Football

Revue de presse des médias américains.

Au lendemain de la défaite des Etats-Unis en prolongations, les médias américains sont unanimes : tous soulignent l'énorme prestation du gardien Tim Howard. Pour USA Today, "Dès le début, c'était clair. Si les Américains voulaient battre la Belgique et sa galaxie de jeunes stars, Tim Howard devait être le meilleur joueur sur le terrain. Pendant 90 minutes, il l'a été, forçant la Belgique à aller en prolongations". Le quotidien souligne que le gardien a tenu la baraque à lui seul avec ses arrêts, ses "sauts impossibles" et ses conseils. "Howard a été la seule chose qui a séparé les Etats-Unis de l'implosion complète".

Le New York Times rappelle aussi la performance du gardien, qui a tout arrêté "avec ses mains, ses pieds, ses genoux". "C'était comme si Tim Howard n'allait jamais se retourner", écrit le très sérieux journal. Un autre quotidien national, le Boston Globe, compare le portier américain à un héros légendaire romain. Howard a réalisé "un étonnant total de 16 arrêts pour garder ses camarades assiégés dans le match, jusqu'à ce qu'ils puissent monter dans une poussée désespérée dans les derniers instants. Dès qu'il a écarté le déboulé de Divock Origi dans la première minute, Howard s'est comporté tel Horatius aux gants collants, déjouant tout ce que les Belges frustrés pouvaient envoyer dans sa direction".

"Les Diables rouges ont baladé les Américains"

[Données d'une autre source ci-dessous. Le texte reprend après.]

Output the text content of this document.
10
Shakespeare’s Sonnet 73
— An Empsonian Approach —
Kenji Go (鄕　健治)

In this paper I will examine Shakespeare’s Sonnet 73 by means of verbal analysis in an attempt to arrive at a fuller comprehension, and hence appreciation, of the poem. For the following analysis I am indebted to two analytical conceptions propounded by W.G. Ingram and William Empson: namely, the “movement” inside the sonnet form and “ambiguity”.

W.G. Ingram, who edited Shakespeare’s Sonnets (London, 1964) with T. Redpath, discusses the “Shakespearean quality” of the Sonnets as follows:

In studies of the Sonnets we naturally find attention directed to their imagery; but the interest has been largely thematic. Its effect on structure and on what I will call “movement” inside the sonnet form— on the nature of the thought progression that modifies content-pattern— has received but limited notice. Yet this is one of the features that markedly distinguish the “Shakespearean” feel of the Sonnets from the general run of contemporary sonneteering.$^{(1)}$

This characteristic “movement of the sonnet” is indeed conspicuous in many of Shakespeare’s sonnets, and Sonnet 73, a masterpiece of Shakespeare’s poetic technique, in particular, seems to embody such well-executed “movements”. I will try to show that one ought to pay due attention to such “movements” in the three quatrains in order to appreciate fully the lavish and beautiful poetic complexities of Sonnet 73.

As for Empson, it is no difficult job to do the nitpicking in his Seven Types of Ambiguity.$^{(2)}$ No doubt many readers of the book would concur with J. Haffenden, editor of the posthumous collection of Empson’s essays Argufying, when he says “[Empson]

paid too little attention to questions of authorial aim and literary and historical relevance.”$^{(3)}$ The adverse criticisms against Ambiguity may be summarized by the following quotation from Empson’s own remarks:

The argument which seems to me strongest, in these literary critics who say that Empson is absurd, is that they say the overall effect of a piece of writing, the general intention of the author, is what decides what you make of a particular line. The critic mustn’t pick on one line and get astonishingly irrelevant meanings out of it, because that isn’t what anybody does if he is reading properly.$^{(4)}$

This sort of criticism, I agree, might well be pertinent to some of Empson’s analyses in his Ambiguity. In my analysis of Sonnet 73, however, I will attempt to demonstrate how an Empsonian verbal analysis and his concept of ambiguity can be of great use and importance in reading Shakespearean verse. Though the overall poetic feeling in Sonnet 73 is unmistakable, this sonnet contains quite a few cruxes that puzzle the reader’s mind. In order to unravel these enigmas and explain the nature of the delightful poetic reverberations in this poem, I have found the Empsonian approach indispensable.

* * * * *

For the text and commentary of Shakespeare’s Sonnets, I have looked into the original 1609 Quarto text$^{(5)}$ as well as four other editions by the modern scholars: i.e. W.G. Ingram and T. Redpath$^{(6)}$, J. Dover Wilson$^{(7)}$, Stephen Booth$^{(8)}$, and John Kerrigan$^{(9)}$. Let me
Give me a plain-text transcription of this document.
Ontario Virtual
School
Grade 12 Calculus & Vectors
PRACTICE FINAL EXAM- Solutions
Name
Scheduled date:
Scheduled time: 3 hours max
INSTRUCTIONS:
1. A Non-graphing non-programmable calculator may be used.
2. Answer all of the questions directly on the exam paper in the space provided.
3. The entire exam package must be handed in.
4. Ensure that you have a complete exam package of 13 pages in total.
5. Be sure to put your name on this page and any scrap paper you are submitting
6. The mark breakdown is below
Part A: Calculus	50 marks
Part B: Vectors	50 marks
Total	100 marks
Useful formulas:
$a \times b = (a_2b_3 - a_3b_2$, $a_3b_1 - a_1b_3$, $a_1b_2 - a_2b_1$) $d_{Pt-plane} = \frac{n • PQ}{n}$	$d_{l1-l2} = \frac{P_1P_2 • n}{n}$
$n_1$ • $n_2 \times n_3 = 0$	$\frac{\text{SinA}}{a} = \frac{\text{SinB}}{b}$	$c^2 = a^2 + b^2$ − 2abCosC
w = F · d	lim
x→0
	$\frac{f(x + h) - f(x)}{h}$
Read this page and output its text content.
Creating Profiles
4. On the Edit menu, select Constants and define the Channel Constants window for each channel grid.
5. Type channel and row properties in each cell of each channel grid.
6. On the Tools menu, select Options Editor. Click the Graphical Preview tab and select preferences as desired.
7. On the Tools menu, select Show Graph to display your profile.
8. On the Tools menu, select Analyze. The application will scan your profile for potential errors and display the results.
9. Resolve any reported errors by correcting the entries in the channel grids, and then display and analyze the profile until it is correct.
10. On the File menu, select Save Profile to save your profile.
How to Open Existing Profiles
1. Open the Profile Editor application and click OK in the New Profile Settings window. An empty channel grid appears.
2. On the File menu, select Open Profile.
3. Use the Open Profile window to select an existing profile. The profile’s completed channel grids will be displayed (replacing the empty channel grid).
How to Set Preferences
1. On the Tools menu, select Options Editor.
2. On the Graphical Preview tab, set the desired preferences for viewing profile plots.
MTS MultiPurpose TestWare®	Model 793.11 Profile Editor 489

Les journaux américains soulignent quasi unanimement le mérite des Belges. USA Today écrit que "en ce jour, la meilleure équipe l'a emporté" et rappelle que la sélection belge est "remplie de vedettes". "Dès le début, la Belgique s'est montrée agressive, neutralisant les tentatives d'attaques de Klinsmann", enchaîne le New York Times, qui poursuit : "les États-Unis ont passé la majeure partie du match retranchés dans leur camp". Le son de cloche est similaire du côté du Boston Globe : "La plus grande partie du match, les Diables rouges ont baladé les Américains, tirant une kyrielle de fois et obligeant Howard à se déployer et s'étendre".

Les médias du pays de l'Oncle Sam regrettent malgré tout le réveil tardif des hommes de Klinsmann. "Traînant deux goals de retard à 15 minutes de la fin, les Américains ont senti l'urgence et ont commencé à joué à la fois brillamment et désespérément", souligne le WashingtonPost.

Après avoir rappelé que les Américains semblaient "enterrés" après le deuxième but, le Boston Globe félicite le changement payant du sélectionneur qui a fait monter Green, un jeune homme de 19 ans qui n'avait pas encore joué la moindre minute. Les joueurs ont été "atrocement et admirablement proches de mener les Belges à la séance des tirs aux buts (...) Si le match s'était terminé aux tirs au buts, peu de gens auraient parié contre les Yankees et Howard. Si l'arbitre algérien Djamel Haimoudi avait ajouté quelques minutes de temps additionnel, les États-Unis y seraient parvenus. Quand il n'a donné q'une seule minute, Klinsmann a hurlé d'incrédulité".

Les différents quotidiens se félicitent de l'engouement que cette Coupe du Monde a suscité aux Etats-Unis. "Quand le match s'est terminé, les fans de la chatoyante Arena Fonte Nova ont applaudi, comme pour rendre hommage à l'épopée que cette équipe a menée", décrit le New York Times. Le média aurait aimé rencontrer l'Argentine de Messi mais c'était sans compter sur le "barrage belge inflexible".